ROC Curves Elucidate the Appropriate Way to Measure Performance

How then can these theories, and their associated metrics, be evaluated and compared? Is memory all-or none? Is it more useful to think about “guessing” as a distinct state, or more useful to think about a single continuum of memory strength and response bias? The critical test that tells these models apart, and determines which model to embrace, is the shape of the receiver operating characteristic (ROC) predicted by these models (Brady et al., 2021; Swets, 1986; Wickens, 2001). ROCs measure what happens to performance—in terms of hits, on the y axis, and false alarms, on the x axis (Figure 2)—as an observer becomes more or less likely to say “old” (or “no change” in change detection tasks), that is, as their response criterion changes. If an individual’s true ROC could be perfectly measured, without measurement noise or reliance on simplifying and auxiliary assumptions, it would provide a direct window into the latent distribution of memory signals, and thus reveal which view of memory is correct. As a result, the importance of measuring and comparing ROCs has been identified and embraced in a wide range of fields including decision-making, health care, and artificial intelligence (Fawcett, 2006).

Figure 2. ROC Curves of Memory Performance Predicted by the Two Models.

Figure 2

Note. ROC = receiver operating characteristic. A threshold model of working memory (e.g., K) predicts that ROC curves should be linear, because remembered items contribute only to hit rate, whereas forgotten items contribute to both hit rate (from lucky guesses) and false alarm rate (from unlucky guesses). By contrast, the most straightforward signal detection theories without lapses or guesses dictate that while, on average, previously seen items feel more familiar than previously unseen items (by an amount denoted by d′), noise corrupts the familiarity signal for both previously seen and previously unseen items, which leads to an overlap of familiarity strengths. Thus, the ROC should be curvilinear if all items are represented with approximately equal d′, and so the variation in familiarity is the same for previously seen and previously unseen items, the curves should also be symmetric, as shown here.
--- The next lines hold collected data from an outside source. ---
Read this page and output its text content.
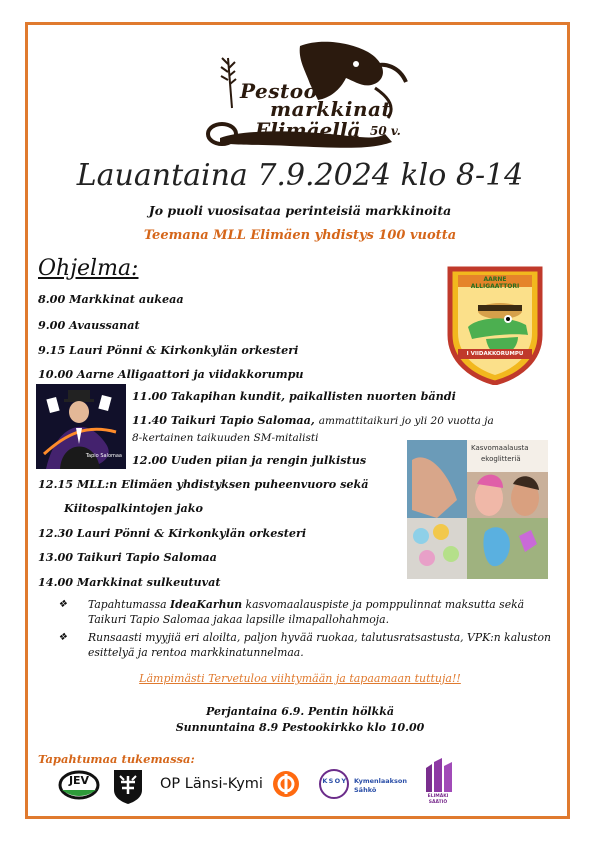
Pestoo-
markkinat
Elimäellä 50 v.
Lauantaina 7.9.2024 klo 8-14
Jo puoli vuosisataa perinteisiä markkinoita
Teemana MLL Elimäen yhdistys 100 vuotta
Ohjelma:
8.00 Markkinat aukeaa
9.00 Avaussanat
9.15 Lauri Pönni & Kirkonkylän orkesteri
10.00 Aarne Alligaattori ja viidakkorumpu
11.00 Takapihan kundit, paikallisten nuorten bändi
11.40 Taikuri Tapio Salomaa, ammattitaikuri jo yli 20 vuotta ja
8-kertainen taikuuden SM-mitalisti
12.00 Uuden piian ja rengin julkistus
12.15 MLL:n Elimäen yhdistyksen puheenvuoro sekä
Kiitospalkintojen jako
12.30 Lauri Pönni & Kirkonkylän orkesteri
13.00 Taikuri Tapio Salomaa
14.00 Markkinat sulkeutuvat
AARNE ALLIGAATTORI
I VIIDAKKORUMPU
Tapio Salomaa
Kasvomaalausta
ekoglitteriä
❖ Tapahtumassa IdeaKarhun kasvomaalauspiste ja pomppulinnat maksutta sekä Taikuri Tapio Salomaa jakaa lapsille ilmapallohahmoja.
❖ Runsaasti myyjiä eri aloilta, paljon hyvää ruokaa, talutusratsastusta, VPK:n kaluston esittelyä ja rentoa markkinatunnelmaa.
Lämpimästi Tervetuloa viihtymään ja tapaamaan tuttuja!!
Perjantaina 6.9. Pentin hölkkä
Sunnuntaina 8.9 Pestookirkko klo 10.00
Tapahtumaa tukemassa:
JEV	OP Länsi-Kymi	K S O Y Kymenlaakson
Sähkö
ELIMÄKI
SÄÄTIÖ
In the current work, we seek to evaluate which of these views of latent memory signals (continuous vs. discrete) is accurate and should be used to measure performance. To do so, we first need to determine the shape of the ROC that each model would predict: All-or-none threshold models (where memories cannot vary in precision or strength), like the one used to calculate K values, predict a linear ROC (see Figure 2) because guessing contributes to both hits and false alarms equally (thus generating a linear slope as a function of changes in response criterion) whereas remembered items only contribute to hits (which determines the function’s intercept; Luce, 1963; Krantz, 1969; Swets, 1986). On the other hand, the simplest signal detection-based models without any lapses or guesses predict a symmetric curvilinear ROC because as criteria change to include weaker and weaker signals, some previously seen and some never-before-seen items get included in the overall distribution in a nonlinear fashion (this nonlinearity follows from the standard parametric assumption that the latent distribution of memory signals is continuous and nonrectangular; Macmillan & Creelman, 2005; Swets, 1986; Wixted, 2020). More complex ROC curves are also possible for signal detection-based models that do not treat all memories as arising from the same simple process with a fixed memory strength across all items (e.g., unequal variance signal detection models; Wixted, 2007; models with a subset of all-or-none memories: Yonelinas, 2002; models with all-or-none guessing: Xie & Zhang, 2017; etc.).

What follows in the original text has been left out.